Of course, this raises critical questions. How do we develop the skill of pursuing truth accurately but from a slightly different angle or scale? More specifically (given that many of you are reading this review in its electronic format on a website that is broadcasted from a remote server that is part of vast network of servers that facilitates the immensely complex and powerful technological system of the Internet), how do we learn to do this while conscious that we are already thoroughly involved in and shaped by this present technological society?

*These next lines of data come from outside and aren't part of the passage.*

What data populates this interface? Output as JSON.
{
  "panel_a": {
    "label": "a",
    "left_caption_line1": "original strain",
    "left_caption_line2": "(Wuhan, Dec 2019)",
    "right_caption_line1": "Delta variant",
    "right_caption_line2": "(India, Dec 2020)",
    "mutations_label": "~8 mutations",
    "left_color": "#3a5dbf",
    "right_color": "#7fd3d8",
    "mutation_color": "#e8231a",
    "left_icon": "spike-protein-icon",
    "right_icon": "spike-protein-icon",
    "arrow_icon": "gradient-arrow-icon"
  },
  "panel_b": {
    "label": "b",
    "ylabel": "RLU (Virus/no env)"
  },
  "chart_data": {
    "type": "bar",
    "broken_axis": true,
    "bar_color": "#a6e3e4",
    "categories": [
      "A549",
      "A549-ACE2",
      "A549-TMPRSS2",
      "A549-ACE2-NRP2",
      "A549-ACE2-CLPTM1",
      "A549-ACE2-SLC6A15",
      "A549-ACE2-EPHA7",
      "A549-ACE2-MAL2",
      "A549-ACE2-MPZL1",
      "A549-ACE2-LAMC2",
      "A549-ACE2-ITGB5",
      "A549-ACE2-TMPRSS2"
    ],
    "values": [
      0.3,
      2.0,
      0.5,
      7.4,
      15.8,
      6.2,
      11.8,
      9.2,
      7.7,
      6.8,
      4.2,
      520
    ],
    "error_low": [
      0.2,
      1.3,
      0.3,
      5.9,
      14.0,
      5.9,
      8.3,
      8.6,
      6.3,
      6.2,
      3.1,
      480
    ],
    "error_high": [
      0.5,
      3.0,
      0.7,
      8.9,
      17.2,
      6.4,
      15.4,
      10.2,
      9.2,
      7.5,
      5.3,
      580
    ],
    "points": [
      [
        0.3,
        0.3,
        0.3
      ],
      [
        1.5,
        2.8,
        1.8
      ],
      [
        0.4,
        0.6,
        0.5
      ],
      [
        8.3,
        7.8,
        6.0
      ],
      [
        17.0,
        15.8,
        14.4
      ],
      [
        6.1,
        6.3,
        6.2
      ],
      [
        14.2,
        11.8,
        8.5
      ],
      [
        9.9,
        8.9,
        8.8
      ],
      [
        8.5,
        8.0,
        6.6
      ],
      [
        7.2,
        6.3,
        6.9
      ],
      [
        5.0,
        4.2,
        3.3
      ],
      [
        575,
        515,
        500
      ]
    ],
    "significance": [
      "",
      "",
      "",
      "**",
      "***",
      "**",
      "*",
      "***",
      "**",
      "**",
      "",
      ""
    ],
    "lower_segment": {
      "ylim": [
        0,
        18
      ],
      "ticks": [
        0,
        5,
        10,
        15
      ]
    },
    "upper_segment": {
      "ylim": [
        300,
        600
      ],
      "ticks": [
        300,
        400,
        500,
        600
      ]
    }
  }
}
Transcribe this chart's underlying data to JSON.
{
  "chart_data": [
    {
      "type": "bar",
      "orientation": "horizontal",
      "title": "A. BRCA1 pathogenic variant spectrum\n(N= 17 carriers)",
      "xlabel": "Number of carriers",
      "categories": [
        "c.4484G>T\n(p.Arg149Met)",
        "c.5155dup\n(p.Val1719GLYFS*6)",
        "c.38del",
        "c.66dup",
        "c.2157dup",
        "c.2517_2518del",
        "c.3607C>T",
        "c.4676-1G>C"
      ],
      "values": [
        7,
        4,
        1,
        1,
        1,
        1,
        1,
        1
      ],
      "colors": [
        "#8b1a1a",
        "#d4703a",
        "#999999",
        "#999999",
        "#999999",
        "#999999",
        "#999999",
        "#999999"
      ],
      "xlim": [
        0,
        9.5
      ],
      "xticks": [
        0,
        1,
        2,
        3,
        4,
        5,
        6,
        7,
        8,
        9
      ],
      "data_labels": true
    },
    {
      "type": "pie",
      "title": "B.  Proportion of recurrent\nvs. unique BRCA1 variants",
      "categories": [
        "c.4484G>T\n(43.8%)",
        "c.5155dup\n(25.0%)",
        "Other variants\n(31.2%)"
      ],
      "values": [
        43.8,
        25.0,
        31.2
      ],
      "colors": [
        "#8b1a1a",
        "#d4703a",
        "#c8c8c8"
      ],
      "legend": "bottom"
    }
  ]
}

Reading Jacques Ellul at length may not only be important for understanding the meaning of what Ellul was trying to convey, but the actual practice of reading substantial portions of Ellul’s body of writing could serve as a critical skill in learning to live and think outside of the dominant patterns and tendencies of modern technological society, and thereby maintain a margin of maneuverability to pursue and present the truth of things from an unexpected scale or angle. That is, the practice of reading a single thinker, such as Jacques Ellul, in depth over a long period of time offers a powerful rebuttal to contravening tendencies in society that encourage us to consume increasing amounts of fragmented and fleeting pieces of information. In particular, the patience necessary to read a thinker such as Ellul is a virtue that is decidedly at odds with the virtue of speed that is peddled and pushed on today’s electronic social networks. A growing arsenal of digital screens and constant connectivity finds us always standing somewhat removed from this present moment and place, wandering with at least one eye or finger from texts, alerts, notifications, emails, phone calls, or websites, and back again to our dinner conversation with a friend, a family member, a spouse. But the patience cultivated in reading an expansive thinker, such as Ellul, who demands our attention and critical faculties affords a different posture; no longer do we lean back and away, always ready for the next screen, but instead, we learn to lean in to the depth of the human person glimpsed within the text and who strives to establish a dialogue with us across the space of paragraph-long thought, pauses in commas, and silence marked by periods. It seems that precisely from this slightly odd posture of leaning in when everyone else is leaning out and away that we are better positioned to see the truths that exist just beyond the realm of raw facts. That is, we might be better positioned to think in an apocalyptic register, which seems remarkably similar to the traditional posture of prayer.